The responses from the authors varied. Karen Joy Fowler said that her ideas came from her daughter, and that the question had once been difficult to answer, but was now all sorted. A very tongue-in-cheek, and slightly evasive answer. Howard Jacobson suggested that the word ‘ideas’ may not be the right one to use, and that he sees a scene. He mentioned Milan Kundera in his point that it might be better to try not to have ideas. Joshua Ferris’s answer was closest to what I experience when I write. He said that he has sentences before he has ideas, and that those sentences come from somewhere. From that sentence come other sentences and at some point you find a rhythm. Ali Smith, after a joke about Waitrose (although she failed to mention Peter Andre), says that ideas are absolutely everywhere. Every single thing that we encounter is filled with possibilities and at some point there is a chemical process, a fusion of ideas. She talked about the need to have your senses open. Neel says he gets his from reading other people’s books. But don’t tell anyone! His title came from a a book called Light Years, by James Salter. And finally, Richard Flanagan shared his view that novels are a ‘crack diary’ of your soul.
“NOT TO LOOK FOR THE IDEAS BUT TO HAVE YOUR SENSES OPEN.” ALI SMITH
I don’t think I have ever managed to answer this question successfully. But, if I look back to the seeds of a novel or a short story, and I have many short story ideas, the ideas come in the waking moments of half sleep, of semi-consciousness. Are they a dream? Not really. They are the thoughts that creep into my mind when it is not preoccupied with the thoughts of the day and the ‘to do’ lists. We wake with so many things to do and places to get to, that our imaginations become squeezed out by the necessary thought processes that we go through on a daily basis. Our imaginations wait on the sidelines for the quiet moments, to come into play when we have a conversation with the lady in the local chemist and talk about travel and family, when a friend tells us about a particular issue that they are facing (although I never use confidential information in my writing). They feed on the everyday encounters that we have, as Ali Smith said, when we have our senses open. Writers tend to notice people, body language, unusual situations, things that are out of the ordinary. They observe. Most will admit to being people watchers. Ideas also come from memory, from fears and from the ‘what if’ scenarios that play out in our minds.
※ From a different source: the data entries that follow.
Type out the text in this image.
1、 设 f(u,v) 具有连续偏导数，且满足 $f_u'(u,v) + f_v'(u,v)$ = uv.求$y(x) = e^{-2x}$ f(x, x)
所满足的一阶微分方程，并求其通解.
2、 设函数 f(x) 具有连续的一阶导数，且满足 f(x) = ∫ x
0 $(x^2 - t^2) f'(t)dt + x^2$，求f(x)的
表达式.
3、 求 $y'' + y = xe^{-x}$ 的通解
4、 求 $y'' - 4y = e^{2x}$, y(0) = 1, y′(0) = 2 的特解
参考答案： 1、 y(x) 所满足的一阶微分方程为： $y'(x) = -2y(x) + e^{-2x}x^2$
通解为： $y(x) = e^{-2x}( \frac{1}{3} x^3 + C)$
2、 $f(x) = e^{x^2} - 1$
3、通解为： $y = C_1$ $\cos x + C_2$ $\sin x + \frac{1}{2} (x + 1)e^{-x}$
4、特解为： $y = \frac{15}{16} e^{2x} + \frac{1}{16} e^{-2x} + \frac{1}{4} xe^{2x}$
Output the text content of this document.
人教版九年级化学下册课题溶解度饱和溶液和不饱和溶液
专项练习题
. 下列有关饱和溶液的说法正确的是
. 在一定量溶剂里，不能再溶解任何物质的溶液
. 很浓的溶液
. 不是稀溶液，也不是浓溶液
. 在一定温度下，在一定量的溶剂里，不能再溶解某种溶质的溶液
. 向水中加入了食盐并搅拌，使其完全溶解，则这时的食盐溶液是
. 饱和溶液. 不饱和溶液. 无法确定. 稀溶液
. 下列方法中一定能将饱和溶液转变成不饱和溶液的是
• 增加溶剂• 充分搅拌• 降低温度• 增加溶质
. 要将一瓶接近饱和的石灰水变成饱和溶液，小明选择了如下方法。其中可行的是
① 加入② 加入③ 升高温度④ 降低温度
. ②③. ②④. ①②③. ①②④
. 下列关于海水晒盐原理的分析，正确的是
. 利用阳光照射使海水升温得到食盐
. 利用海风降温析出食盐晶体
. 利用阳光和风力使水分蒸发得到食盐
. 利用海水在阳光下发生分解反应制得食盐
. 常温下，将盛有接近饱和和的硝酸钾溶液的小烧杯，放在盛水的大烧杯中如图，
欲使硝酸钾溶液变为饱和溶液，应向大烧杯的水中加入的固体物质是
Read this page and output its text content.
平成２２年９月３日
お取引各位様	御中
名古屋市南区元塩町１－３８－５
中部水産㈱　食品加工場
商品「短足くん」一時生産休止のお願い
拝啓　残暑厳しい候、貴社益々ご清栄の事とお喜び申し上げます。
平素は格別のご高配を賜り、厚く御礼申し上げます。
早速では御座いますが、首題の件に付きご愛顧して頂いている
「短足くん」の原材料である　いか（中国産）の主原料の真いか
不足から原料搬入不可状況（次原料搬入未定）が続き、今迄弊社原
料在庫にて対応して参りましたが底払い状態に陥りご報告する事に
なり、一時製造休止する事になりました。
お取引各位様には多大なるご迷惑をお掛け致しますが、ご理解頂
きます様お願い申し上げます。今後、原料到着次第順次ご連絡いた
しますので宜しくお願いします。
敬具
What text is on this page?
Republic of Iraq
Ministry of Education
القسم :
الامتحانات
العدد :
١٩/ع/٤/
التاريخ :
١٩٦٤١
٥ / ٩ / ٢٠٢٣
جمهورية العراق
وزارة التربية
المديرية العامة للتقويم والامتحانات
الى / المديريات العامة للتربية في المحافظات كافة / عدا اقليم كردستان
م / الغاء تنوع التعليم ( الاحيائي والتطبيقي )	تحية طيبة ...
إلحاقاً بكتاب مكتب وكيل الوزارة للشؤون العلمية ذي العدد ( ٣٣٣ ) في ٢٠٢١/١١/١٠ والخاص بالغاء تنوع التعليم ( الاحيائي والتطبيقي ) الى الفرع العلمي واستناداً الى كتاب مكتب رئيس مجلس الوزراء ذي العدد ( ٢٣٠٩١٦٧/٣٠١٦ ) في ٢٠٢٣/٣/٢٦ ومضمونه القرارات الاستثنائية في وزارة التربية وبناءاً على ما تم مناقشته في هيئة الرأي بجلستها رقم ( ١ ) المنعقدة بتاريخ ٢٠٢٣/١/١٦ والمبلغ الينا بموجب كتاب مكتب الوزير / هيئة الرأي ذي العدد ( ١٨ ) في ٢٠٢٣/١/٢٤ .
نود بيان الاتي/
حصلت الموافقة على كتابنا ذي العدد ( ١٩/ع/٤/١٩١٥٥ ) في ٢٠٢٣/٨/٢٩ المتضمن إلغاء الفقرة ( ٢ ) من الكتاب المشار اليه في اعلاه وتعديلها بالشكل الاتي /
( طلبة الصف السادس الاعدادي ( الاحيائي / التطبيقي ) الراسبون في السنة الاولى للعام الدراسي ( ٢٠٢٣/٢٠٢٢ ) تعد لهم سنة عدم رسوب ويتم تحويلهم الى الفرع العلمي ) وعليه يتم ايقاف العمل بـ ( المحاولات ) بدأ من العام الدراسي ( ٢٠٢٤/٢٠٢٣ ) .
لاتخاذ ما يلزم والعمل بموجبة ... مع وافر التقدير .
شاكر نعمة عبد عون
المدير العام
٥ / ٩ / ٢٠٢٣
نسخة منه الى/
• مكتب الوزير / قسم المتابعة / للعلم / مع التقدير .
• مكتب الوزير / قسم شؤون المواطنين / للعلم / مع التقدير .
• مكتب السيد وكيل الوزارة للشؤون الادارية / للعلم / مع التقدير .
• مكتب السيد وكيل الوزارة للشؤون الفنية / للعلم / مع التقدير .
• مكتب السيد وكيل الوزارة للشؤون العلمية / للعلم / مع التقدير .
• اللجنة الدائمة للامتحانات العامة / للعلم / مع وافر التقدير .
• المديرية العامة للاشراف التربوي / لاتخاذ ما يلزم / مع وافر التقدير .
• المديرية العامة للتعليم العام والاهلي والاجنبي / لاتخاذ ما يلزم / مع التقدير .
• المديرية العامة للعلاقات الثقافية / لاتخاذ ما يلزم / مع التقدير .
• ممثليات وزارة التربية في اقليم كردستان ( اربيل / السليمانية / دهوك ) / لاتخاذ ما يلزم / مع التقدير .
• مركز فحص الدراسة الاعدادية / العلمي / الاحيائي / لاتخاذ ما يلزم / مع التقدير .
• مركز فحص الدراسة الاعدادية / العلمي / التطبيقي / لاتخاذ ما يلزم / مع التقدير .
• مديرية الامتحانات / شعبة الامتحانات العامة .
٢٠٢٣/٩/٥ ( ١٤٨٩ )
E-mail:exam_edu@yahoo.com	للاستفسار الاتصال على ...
Neil Gaiman wrote a good essay on this question, saying that the ideas are not the difficult part, but creating believable characters and making the story interesting. He suggests that the most important questions are, What if, If only, I wonder, If this goes on, Wouldn’t it be interesting if…
I often begin with a scene, as Howard Jacobson mentioned, and if it won’t go away, I commit it to paper, building a story from that scene, asking who the characters are and what they want, what is blocking their desires and what might happen next. I try to feel the atmosphere. With my current work in progress I initially had five key scenes but I knew that they were scattered, and the difficulty lay in linking these once they were written. It became a jigsaw puzzle. I usually write chronologically, but there are no rules. And there in lies the problem: no rules, no solid idea of where the stories begin, but you only need a seed. You allow it to grow and then shape it into something that you hope will inspire and challenge readers. Ideas are as much a mystery to writers as they are to readers. You experiment with different ideas to see what works and, often, ideas will surprise.